What can increase the spread of misinformation is when actions are not simply about personal health risk but cause people to hoard various products they believe they might need to mitigate health risks. This was the concern that officials had with regard to face masks that led to the problems outlined earlier. But in pandemics it also arises with respect to purported treatments or cures. Some of these may simply be dangerous, while others may be innocuous, and the harm is where they are hoarded when their use is required elsewhere. This was the case with the malaria treatment hydroxychloroquine, which was hypothesized to be effective against COVID-19. In the absence of any conclusive evidence of its efficacy, it was used and hoarded, which made supplies scarce for its standard use in treating lupus and arthritis. When there is unresolved uncertainty, individuals can take actions that may well harm others indirectly. Once again, this is where officials having a reservoir of trust can play a key role in mitigating the spread of such information.
Managing the information problem in a pandemic requires not just reducing uncertainty but also ensuring that uncertainty is not falsely resolved.
Key Points
Public officials often try to use stark messaging to convey recommendations to the public and get them to move in a certain direction.

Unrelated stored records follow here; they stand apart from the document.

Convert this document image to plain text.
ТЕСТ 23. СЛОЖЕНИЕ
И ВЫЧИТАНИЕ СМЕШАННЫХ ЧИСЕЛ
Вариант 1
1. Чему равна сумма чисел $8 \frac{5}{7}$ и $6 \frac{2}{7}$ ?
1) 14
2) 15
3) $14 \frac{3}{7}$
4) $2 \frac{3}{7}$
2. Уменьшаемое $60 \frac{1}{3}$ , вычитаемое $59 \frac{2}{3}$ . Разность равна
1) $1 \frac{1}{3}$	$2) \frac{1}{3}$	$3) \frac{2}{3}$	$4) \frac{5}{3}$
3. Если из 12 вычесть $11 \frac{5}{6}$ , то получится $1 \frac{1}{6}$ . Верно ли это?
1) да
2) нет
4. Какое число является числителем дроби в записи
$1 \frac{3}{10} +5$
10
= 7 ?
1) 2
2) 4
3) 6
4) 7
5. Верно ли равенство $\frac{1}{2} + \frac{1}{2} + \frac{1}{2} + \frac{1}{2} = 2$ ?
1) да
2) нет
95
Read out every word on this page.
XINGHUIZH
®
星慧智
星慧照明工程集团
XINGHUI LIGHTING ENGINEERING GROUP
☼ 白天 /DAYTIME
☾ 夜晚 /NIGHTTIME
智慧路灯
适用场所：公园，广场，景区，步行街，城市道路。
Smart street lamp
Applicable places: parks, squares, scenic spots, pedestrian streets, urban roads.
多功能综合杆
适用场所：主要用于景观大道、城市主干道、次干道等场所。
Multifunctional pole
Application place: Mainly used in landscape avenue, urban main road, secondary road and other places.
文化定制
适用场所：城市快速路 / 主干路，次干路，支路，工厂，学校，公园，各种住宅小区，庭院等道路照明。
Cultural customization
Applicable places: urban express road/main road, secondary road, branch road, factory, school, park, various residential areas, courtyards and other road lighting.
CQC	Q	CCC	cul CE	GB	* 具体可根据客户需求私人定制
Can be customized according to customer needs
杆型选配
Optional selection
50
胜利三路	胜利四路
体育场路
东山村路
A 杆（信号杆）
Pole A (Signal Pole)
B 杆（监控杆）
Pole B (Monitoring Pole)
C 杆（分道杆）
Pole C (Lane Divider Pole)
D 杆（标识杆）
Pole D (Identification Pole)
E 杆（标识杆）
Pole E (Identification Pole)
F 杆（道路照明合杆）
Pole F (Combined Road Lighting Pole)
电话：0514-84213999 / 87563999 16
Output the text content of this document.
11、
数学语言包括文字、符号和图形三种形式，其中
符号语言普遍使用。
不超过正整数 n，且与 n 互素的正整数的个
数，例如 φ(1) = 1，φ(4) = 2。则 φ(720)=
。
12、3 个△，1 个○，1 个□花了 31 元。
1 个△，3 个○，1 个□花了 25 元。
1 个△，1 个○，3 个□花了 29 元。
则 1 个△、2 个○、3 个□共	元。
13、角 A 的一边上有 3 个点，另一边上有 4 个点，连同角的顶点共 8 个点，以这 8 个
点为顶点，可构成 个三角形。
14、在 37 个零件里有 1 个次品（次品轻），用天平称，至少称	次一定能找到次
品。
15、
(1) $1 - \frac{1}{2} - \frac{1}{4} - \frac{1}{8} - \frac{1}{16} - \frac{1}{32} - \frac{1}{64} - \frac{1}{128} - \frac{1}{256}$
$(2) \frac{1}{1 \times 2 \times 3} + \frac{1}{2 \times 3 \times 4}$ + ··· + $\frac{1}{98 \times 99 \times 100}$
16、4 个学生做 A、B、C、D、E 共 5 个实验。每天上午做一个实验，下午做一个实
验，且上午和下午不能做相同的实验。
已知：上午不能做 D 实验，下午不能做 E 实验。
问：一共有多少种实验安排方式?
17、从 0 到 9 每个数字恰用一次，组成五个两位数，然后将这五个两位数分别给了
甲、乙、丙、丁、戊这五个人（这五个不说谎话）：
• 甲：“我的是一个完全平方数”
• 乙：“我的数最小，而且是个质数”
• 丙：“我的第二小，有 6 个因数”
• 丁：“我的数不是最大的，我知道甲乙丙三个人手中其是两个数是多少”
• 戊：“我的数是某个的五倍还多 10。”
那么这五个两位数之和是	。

However, when the basis for that message turns out to be false, this can make it difficult to change course.
Persuasion requires being very clear when you tell people to refrain from an action they do not want to do (such as wear masks). Otherwise, when you want them to take such actions, they will be harder to convince regarding the underlying risks that motivate the desired outcome.
Authorities have a reservoir of trust that can be drawn down. If this happens, then they may be forced to use authority rather than persuasion to achieve health outcomes.
In the absence of trusted sources of information, people may start to believe falsehoods and spread those falsehoods to one another. This can impede proper health messaging.